DosTips.com

A Forum all about DOS Batch
It is currently 24 Feb 2017 17:58

All times are UTC-06:00




Post new topic  Reply to topic  [ 79 posts ]  Go to page Previous 1 2 3 4 5 6 Next
Author Message
PostPosted: 18 Jul 2016 08:51 
Online

Joined: 02 May 2016 18:20
Posts: 222
Did some quick profiling for 3dworld2.bat

300 iterations, no user interaction:
Code: Select all
Running normally: 17s
Running without calling cmdgfx.exe: 0s
Running with cmdgfx.exe, compiled to return immediately: 1s
Running with cmdgfx.exe, not calling the Windows function WriteConsoleOutput: 8s

How slow is WriteConsoleOutput!!?

It's one single call, and all it has to do is take the 180x110 character text buffer and show it. This takes 53% of the total time.

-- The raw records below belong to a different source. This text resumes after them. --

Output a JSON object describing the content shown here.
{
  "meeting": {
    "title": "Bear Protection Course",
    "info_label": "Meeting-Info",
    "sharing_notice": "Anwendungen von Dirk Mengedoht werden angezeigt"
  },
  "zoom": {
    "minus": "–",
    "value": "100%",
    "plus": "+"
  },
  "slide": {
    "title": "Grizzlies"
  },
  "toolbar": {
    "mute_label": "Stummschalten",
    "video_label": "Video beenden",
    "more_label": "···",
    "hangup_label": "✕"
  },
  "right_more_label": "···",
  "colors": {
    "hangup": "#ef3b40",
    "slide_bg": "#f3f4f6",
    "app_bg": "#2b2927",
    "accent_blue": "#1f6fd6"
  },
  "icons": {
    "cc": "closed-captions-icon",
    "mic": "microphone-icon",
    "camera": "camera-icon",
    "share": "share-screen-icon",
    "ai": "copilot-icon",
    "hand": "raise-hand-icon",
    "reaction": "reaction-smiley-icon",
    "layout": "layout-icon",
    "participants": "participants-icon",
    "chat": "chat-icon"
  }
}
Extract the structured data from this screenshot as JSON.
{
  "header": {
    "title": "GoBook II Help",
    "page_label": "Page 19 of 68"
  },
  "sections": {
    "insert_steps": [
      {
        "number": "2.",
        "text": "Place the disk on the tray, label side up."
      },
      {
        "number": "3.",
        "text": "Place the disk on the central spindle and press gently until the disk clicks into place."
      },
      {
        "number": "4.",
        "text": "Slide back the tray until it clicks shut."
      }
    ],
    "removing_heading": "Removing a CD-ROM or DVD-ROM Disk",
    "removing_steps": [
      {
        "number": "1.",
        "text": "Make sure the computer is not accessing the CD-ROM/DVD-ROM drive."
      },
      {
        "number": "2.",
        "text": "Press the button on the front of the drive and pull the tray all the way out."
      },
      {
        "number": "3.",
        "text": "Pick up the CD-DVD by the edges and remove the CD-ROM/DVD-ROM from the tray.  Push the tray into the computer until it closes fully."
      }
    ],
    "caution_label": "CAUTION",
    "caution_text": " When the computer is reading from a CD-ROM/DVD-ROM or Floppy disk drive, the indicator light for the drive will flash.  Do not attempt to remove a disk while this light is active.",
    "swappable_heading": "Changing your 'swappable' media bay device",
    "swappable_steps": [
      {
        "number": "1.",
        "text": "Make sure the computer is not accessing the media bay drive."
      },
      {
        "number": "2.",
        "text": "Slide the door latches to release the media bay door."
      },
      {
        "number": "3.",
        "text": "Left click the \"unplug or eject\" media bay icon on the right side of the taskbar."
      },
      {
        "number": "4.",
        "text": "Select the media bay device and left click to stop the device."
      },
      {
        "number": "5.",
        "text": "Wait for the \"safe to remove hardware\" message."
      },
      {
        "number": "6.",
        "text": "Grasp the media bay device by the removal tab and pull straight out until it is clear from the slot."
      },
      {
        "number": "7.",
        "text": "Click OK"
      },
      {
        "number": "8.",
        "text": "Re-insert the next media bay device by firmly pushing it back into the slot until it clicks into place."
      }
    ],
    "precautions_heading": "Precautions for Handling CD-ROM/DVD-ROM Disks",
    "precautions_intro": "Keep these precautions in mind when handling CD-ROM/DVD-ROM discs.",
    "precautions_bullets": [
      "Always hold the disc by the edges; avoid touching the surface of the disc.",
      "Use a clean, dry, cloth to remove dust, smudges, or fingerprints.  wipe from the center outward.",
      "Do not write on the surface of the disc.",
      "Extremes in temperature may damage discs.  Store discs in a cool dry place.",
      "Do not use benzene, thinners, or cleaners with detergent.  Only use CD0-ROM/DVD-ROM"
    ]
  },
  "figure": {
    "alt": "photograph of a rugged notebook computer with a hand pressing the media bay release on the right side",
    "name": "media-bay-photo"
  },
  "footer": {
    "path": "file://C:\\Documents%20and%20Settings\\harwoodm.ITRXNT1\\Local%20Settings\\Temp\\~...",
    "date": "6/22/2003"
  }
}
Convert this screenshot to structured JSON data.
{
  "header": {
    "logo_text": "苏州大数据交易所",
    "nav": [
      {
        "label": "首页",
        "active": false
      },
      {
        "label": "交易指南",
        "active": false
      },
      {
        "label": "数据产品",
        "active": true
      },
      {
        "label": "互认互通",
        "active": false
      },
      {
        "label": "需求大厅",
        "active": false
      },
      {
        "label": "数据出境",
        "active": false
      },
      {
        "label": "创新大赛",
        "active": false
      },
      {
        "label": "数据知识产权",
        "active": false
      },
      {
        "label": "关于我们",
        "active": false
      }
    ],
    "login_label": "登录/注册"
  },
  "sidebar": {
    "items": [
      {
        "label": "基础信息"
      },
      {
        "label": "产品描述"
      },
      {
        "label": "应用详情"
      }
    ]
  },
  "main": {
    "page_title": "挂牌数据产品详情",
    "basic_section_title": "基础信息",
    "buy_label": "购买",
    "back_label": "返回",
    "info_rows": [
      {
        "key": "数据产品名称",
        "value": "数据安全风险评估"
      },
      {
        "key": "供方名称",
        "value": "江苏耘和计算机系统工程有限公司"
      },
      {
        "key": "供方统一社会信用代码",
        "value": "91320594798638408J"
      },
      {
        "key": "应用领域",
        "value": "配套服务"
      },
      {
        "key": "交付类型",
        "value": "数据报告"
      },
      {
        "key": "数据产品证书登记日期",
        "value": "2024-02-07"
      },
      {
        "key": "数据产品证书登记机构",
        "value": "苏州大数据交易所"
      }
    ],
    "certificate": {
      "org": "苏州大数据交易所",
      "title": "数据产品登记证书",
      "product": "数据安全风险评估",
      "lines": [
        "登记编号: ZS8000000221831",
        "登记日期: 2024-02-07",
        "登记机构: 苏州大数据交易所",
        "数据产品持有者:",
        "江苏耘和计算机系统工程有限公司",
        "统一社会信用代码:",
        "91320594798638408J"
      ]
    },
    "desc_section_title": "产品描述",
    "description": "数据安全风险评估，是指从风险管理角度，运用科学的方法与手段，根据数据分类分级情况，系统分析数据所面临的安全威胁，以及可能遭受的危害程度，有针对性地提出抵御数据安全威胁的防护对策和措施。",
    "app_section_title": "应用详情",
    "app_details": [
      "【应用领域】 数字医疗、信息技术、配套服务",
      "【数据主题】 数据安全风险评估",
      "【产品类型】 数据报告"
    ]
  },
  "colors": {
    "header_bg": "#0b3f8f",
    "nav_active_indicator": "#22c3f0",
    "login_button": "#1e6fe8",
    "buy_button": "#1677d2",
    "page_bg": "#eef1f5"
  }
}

Much more than the 41% it takes to read an obj file, parse it, read 3 texture bitmaps, rotate 1016 points in 3d, draw (up to) 762 polygons with texture maps, then read another obj file, read another bitmap, rotate 640 points, and draw (up to) 160 more polygons!

Why, Microsoft, why? :cry:

(and note that the rendering in this example is kind of heavy, for more simple stuff it's common for WriteConsoleOutput to take 75% or more of the total time...)

Image


Top
   
PostPosted: 18 Jul 2016 14:40 
Offline

Joined: 23 Jun 2013 06:15
Posts: 1226
Location: Germany
misol101 wrote:
How slow is WriteConsoleOutput!!?
It should be much faster than the monitor:
http://stackoverflow.com/questions/14295570/why-is-console-animation-so-slow-on-windows-and-is-there-a-way-to-improve-spee

But to be honest, maybe WriteConsoleOutput is somehow internally initialized on first time usage (who knows), or the cmdgfx c source is suboptimal (is the source available?).
So you may avoid calling cmdsgfx repeatedly (for example using "batch1.bat | cmdgfx" if possible), or optimize cmdgfx.


penpen


Top
   
PostPosted: 18 Jul 2016 14:56 
Offline

Joined: 20 Aug 2010 13:57
Posts: 427
Location: Chile
Yes, WriteConsoleOutput can be slow, but is the most api low level function.
Every time you call it, it allocates memory and do calculations. The same is for ReadConsoleOutput, because it, it can fail if you have big screen buffer sizes, like (300*200).
Also, great program.


Top
   
PostPosted: 18 Jul 2016 17:55 
Online

Joined: 02 May 2016 18:20
Posts: 222
penpen wrote:
misol101 wrote:
How slow is WriteConsoleOutput!!?
It should be much faster than the monitor:
http://stackoverflow.com/questions/14295570/why-is-console-animation-so-slow-on-windows-and-is-there-a-way-to-improve-spee


That was more of a rhetorical question, actually :mrgreen:

I don't know who came up with the statement "much faster than the monitor", but it is absolutely *not* true. As soon as you start fiddling around with the attributes (i.e. changing colors of the text), WriteConsoleOutput slows to a crawl.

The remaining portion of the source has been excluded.